Operating from headquarters in a leafy suburb of Colombo, Sri Lanka, IWMI was founded in 1985 as the International Irrigation Management Institute (IIMI). Over time, its experts realized that irrigation could be more effective if considered within the wider context of managing water resources, so it became the International Water Management Institute (IWMI). Today, in addition to its headquarters, IWMI has 12 offices located across Asia and Africa. On these continents, often affected by droughts and floods, effective water management can sometimes be the difference between life and death.
In Asia, IWMI has regional offices in: Hyderabad and New Delhi (India); Lahore (Pakistan), Tashkent (Uzbekistan), Kathmandu (Nepal) and Vientiane (Laos). And in Africa, there are regional offices in Accra (Ghana), Pretoria (South Africa) and Addis Ababa (Ethiopia), along with a satellite operation in Ouagadougou (Burkina Faso). Asia and Africa have different requirements when it comes to managing water for agriculture, so the kind of work carried out varies across the different offices.

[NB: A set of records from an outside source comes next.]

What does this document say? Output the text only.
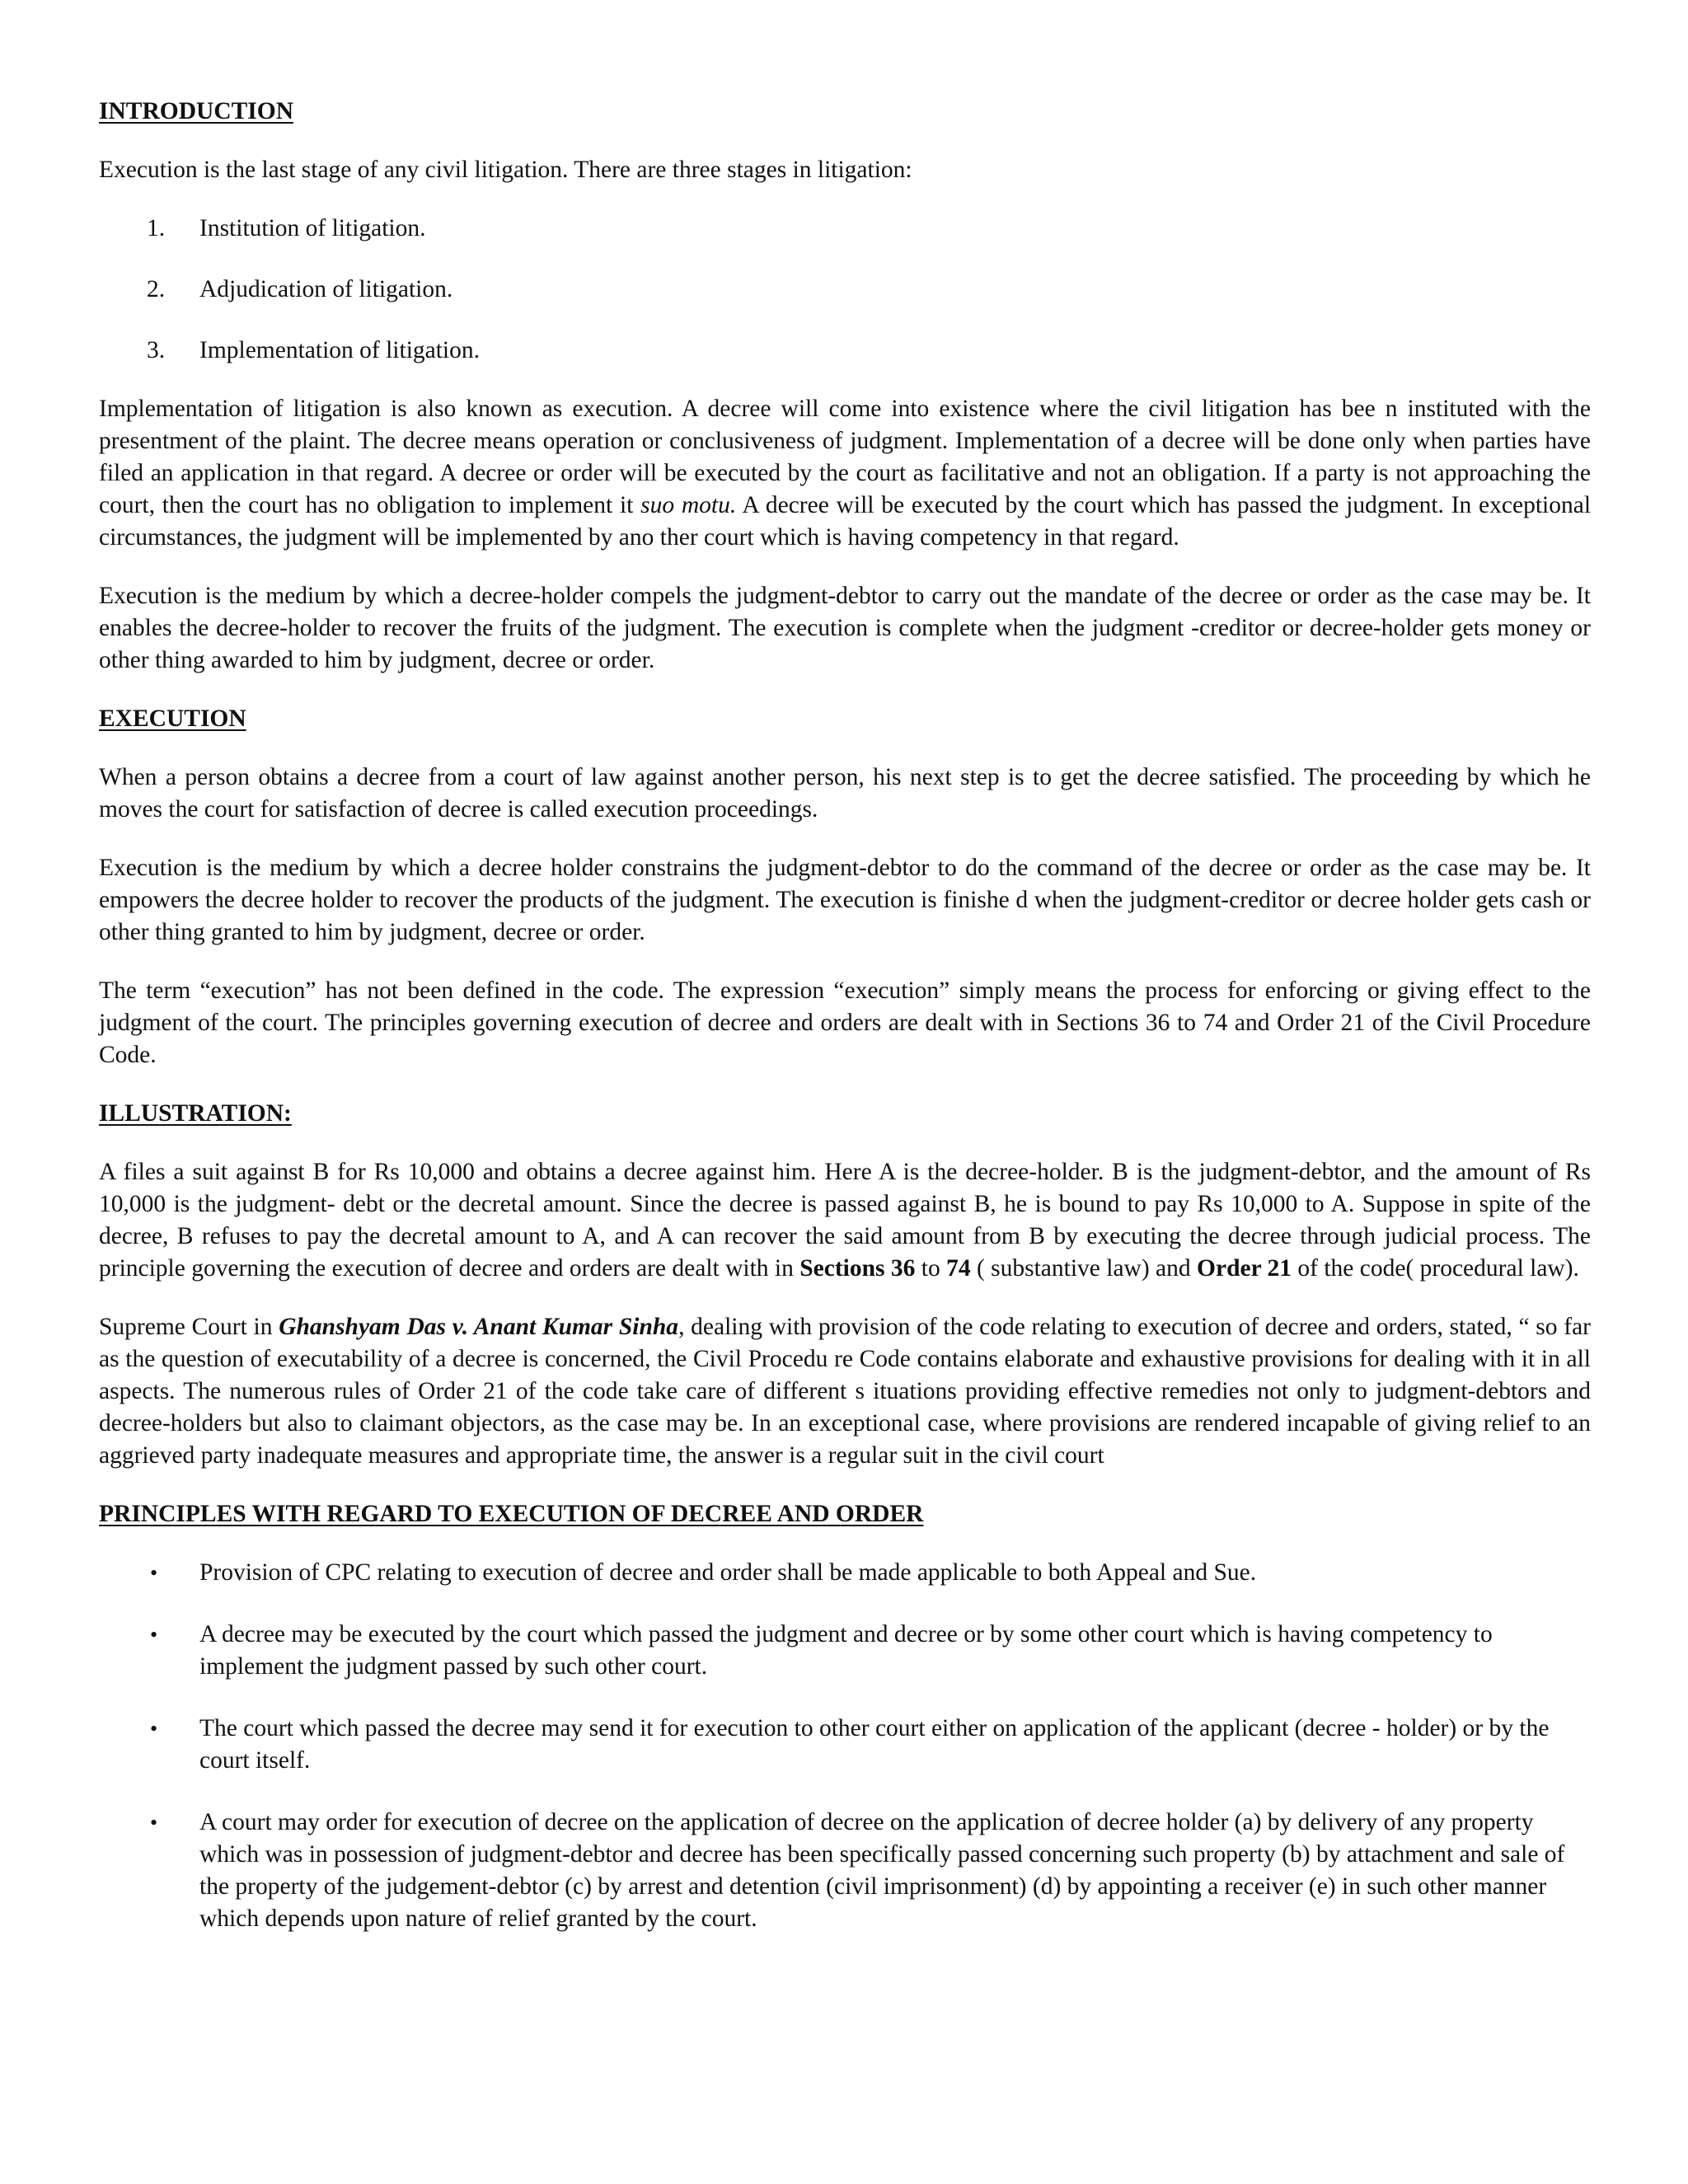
INTRODUCTION

Execution is the last stage of any civil litigation. There are three stages in litigation:

1. Institution of litigation.
2. Adjudication of litigation.
3. Implementation of litigation.

Implementation of litigation is also known as execution. A decree will come into existence where the civil litigation has bee n instituted with the presentment of the plaint. The decree means operation or conclusiveness of judgment. Implementation of a decree will be done only when parties have filed an application in that regard. A decree or order will be executed by the court as facilitative and not an obligation. If a party is not approaching the court, then the court has no obligation to implement it suo motu. A decree will be executed by the court which has passed the judgment. In exceptional circumstances, the judgment will be implemented by ano ther court which is having competency in that regard.

Execution is the medium by which a decree-holder compels the judgment-debtor to carry out the mandate of the decree or order as the case may be. It enables the decree-holder to recover the fruits of the judgment. The execution is complete when the judgment -creditor or decree-holder gets money or other thing awarded to him by judgment, decree or order.

EXECUTION

When a person obtains a decree from a court of law against another person, his next step is to get the decree satisfied. The proceeding by which he moves the court for satisfaction of decree is called execution proceedings.

Execution is the medium by which a decree holder constrains the judgment-debtor to do the command of the decree or order as the case may be. It empowers the decree holder to recover the products of the judgment. The execution is finishe d when the judgment-creditor or decree holder gets cash or other thing granted to him by judgment, decree or order.

The term “execution” has not been defined in the code. The expression “execution” simply means the process for enforcing or giving effect to the judgment of the court. The principles governing execution of decree and orders are dealt with in Sections 36 to 74 and Order 21 of the Civil Procedure Code.

ILLUSTRATION:

A files a suit against B for Rs 10,000 and obtains a decree against him. Here A is the decree-holder. B is the judgment-debtor, and the amount of Rs 10,000 is the judgment- debt or the decretal amount. Since the decree is passed against B, he is bound to pay Rs 10,000 to A. Suppose in spite of the decree, B refuses to pay the decretal amount to A, and A can recover the said amount from B by executing the decree through judicial process. The principle governing the execution of decree and orders are dealt with in Sections 36 to 74 ( substantive law) and Order 21 of the code( procedural law).

Supreme Court in Ghanshyam Das v. Anant Kumar Sinha, dealing with provision of the code relating to execution of decree and orders, stated, “ so far as the question of executability of a decree is concerned, the Civil Procedu re Code contains elaborate and exhaustive provisions for dealing with it in all aspects. The numerous rules of Order 21 of the code take care of different s ituations providing effective remedies not only to judgment-debtors and decree-holders but also to claimant objectors, as the case may be. In an exceptional case, where provisions are rendered incapable of giving relief to an aggrieved party inadequate measures and appropriate time, the answer is a regular suit in the civil court

PRINCIPLES WITH REGARD TO EXECUTION OF DECREE AND ORDER
• Provision of CPC relating to execution of decree and order shall be made applicable to both Appeal and Sue.
• A decree may be executed by the court which passed the judgment and decree or by some other court which is having competency to implement the judgment passed by such other court.
• The court which passed the decree may send it for execution to other court either on application of the applicant (decree - holder) or by the court itself.
• A court may order for execution of decree on the application of decree on the application of decree holder (a) by delivery of any property which was in possession of judgment-debtor and decree has been specifically passed concerning such property (b) by attachment and sale of the property of the judgement-debtor (c) by arrest and detention (civil imprisonment) (d) by appointing a receiver (e) in such other manner which depends upon nature of relief granted by the court.
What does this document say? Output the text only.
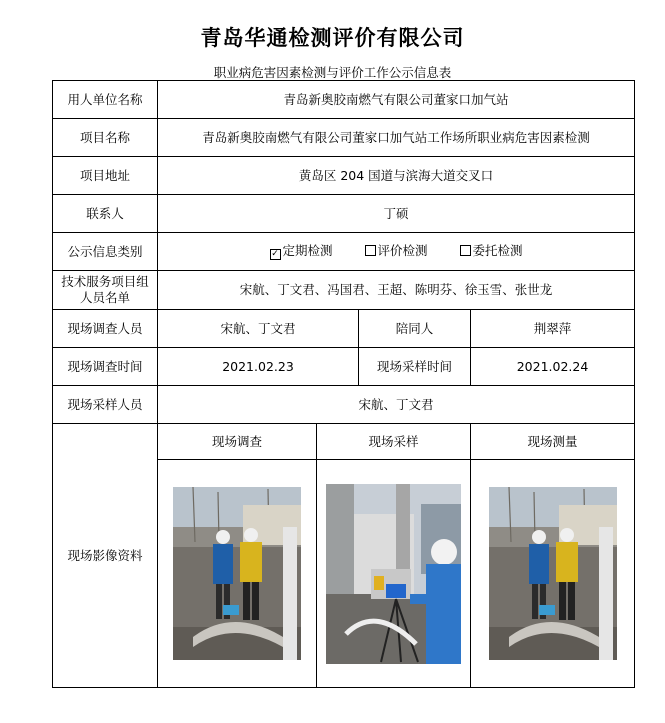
青岛华通检测评价有限公司
职业病危害因素检测与评价工作公示信息表
用人单位名称	青岛新奥胶南燃气有限公司董家口加气站			
项目名称	青岛新奥胶南燃气有限公司董家口加气站工作场所职业病危害因素检测			
项目地址	黄岛区 204 国道与滨海大道交叉口			
联系人	丁硕			
公示信息类别	✓ 定期检测 评价检测 委托检测			
技术服务项目组人员名单	宋航、丁文君、冯国君、王超、陈明芬、徐玉雪、张世龙			
现场调查人员	宋航、丁文君		陪同人	荆翠萍
现场调查时间	2021.02.23		现场采样时间	2021.02.24
现场采样人员	宋航、丁文君			
现场影像资料	现场调查	现场采样		现场测量
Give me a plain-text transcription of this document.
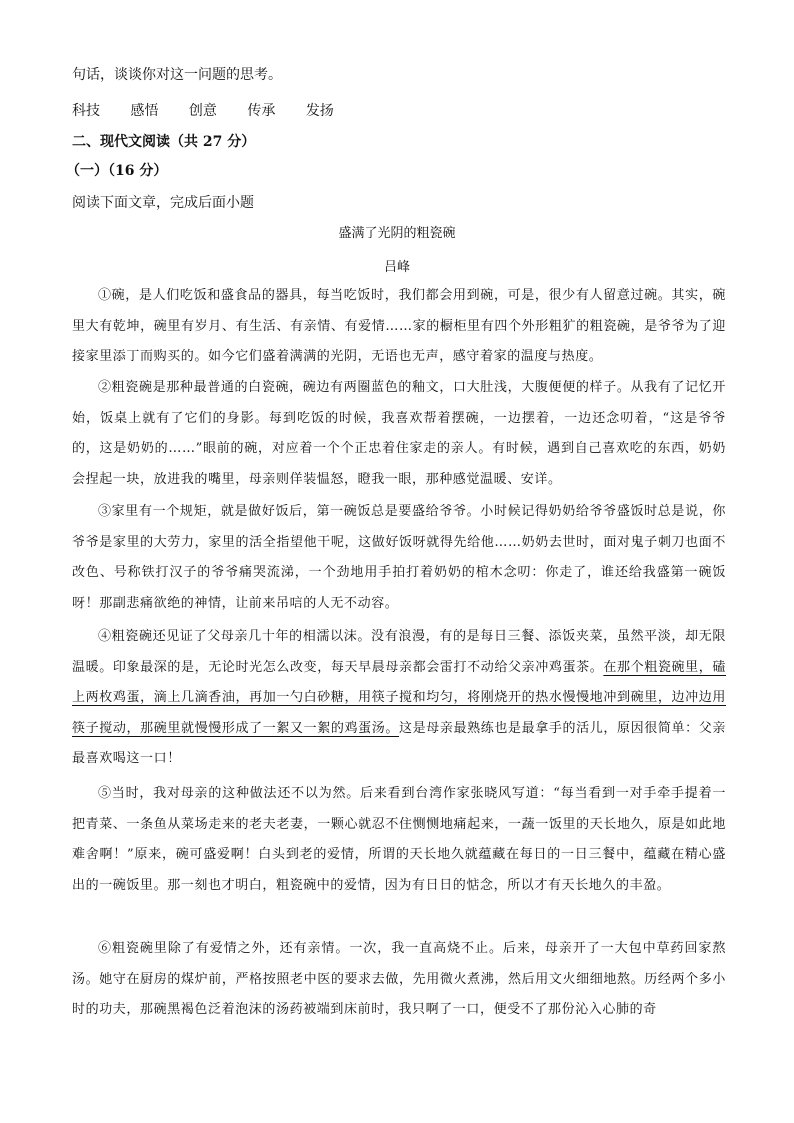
句话，谈谈你对这一问题的思考。
科技 感悟 创意 传承 发扬
二、现代文阅读（共 27 分）
（一）（16 分）
阅读下面文章，完成后面小题
盛满了光阴的粗瓷碗
吕峰
①碗，是人们吃饭和盛食品的器具，每当吃饭时，我们都会用到碗，可是，很少有人留意过碗。其实，碗里大有乾坤，碗里有岁月、有生活、有亲情、有爱情……家的橱柜里有四个外形粗犷的粗瓷碗，是爷爷为了迎接家里添丁而购买的。如今它们盛着满满的光阴，无语也无声，感守着家的温度与热度。
②粗瓷碗是那种最普通的白瓷碗，碗边有两圈蓝色的釉文，口大肚浅，大腹便便的样子。从我有了记忆开始，饭桌上就有了它们的身影。每到吃饭的时候，我喜欢帮着摆碗，一边摆着，一边还念叨着，“这是爷爷的，这是奶奶的……”眼前的碗，对应着一个个正忠着住家走的亲人。有时候，遇到自己喜欢吃的东西，奶奶会捏起一块，放进我的嘴里，母亲则佯装愠怒，瞪我一眼，那种感觉温暖、安详。
③家里有一个规矩，就是做好饭后，第一碗饭总是要盛给爷爷。小时候记得奶奶给爷爷盛饭时总是说，你爷爷是家里的大劳力，家里的活全指望他干呢，这做好饭呀就得先给他……奶奶去世时，面对鬼子刺刀也面不改色、号称铁打汉子的爷爷痛哭流涕，一个劲地用手拍打着奶奶的棺木念叨：你走了，谁还给我盛第一碗饭呀！那副悲痛欲绝的神情，让前来吊唁的人无不动容。
④粗瓷碗还见证了父母亲几十年的相濡以沫。没有浪漫，有的是每日三餐、添饭夹菜，虽然平淡，却无限温暖。印象最深的是，无论时光怎么改变，每天早晨母亲都会雷打不动给父亲冲鸡蛋茶。在那个粗瓷碗里，磕上两枚鸡蛋，滴上几滴香油，再加一勺白砂糖，用筷子搅和均匀，将刚烧开的热水慢慢地冲到碗里，边冲边用筷子搅动，那碗里就慢慢形成了一絮又一絮的鸡蛋汤。这是母亲最熟练也是最拿手的活儿，原因很简单：父亲最喜欢喝这一口！
⑤当时，我对母亲的这种做法还不以为然。后来看到台湾作家张晓风写道：“每当看到一对手牵手提着一把青菜、一条鱼从菜场走来的老夫老妻，一颗心就忍不住恻恻地痛起来，一蔬一饭里的天长地久，原是如此地难舍啊！”原来，碗可盛爱啊！白头到老的爱情，所谓的天长地久就蕴藏在每日的一日三餐中，蕴藏在精心盛出的一碗饭里。那一刻也才明白，粗瓷碗中的爱情，因为有日日的惦念，所以才有天长地久的丰盈。
⑥粗瓷碗里除了有爱情之外，还有亲情。一次，我一直高烧不止。后来，母亲开了一大包中草药回家熬汤。她守在厨房的煤炉前，严格按照老中医的要求去做，先用微火煮沸，然后用文火细细地熬。历经两个多小时的功夫，那碗黑褐色泛着泡沫的汤药被端到床前时，我只啊了一口，便受不了那份沁入心肺的奇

Projects conducted by IWMI staff include: major cross-boundary efforts in Central Asia to ensure irrigation infrastructure installed by the Soviet Union continues to supply water equitably to farmers in the now independent countries of Uzbekistan, Tajikistan and Kyrgyzstan; schemes to help find appropriate ways for farmers in parched African countries to build small water stores to help them overcome dry spells and ensure their crops survive; and research into how best wetlands can be used to support agriculture in a way that maintains vital ecosystem services and healthy wildlife.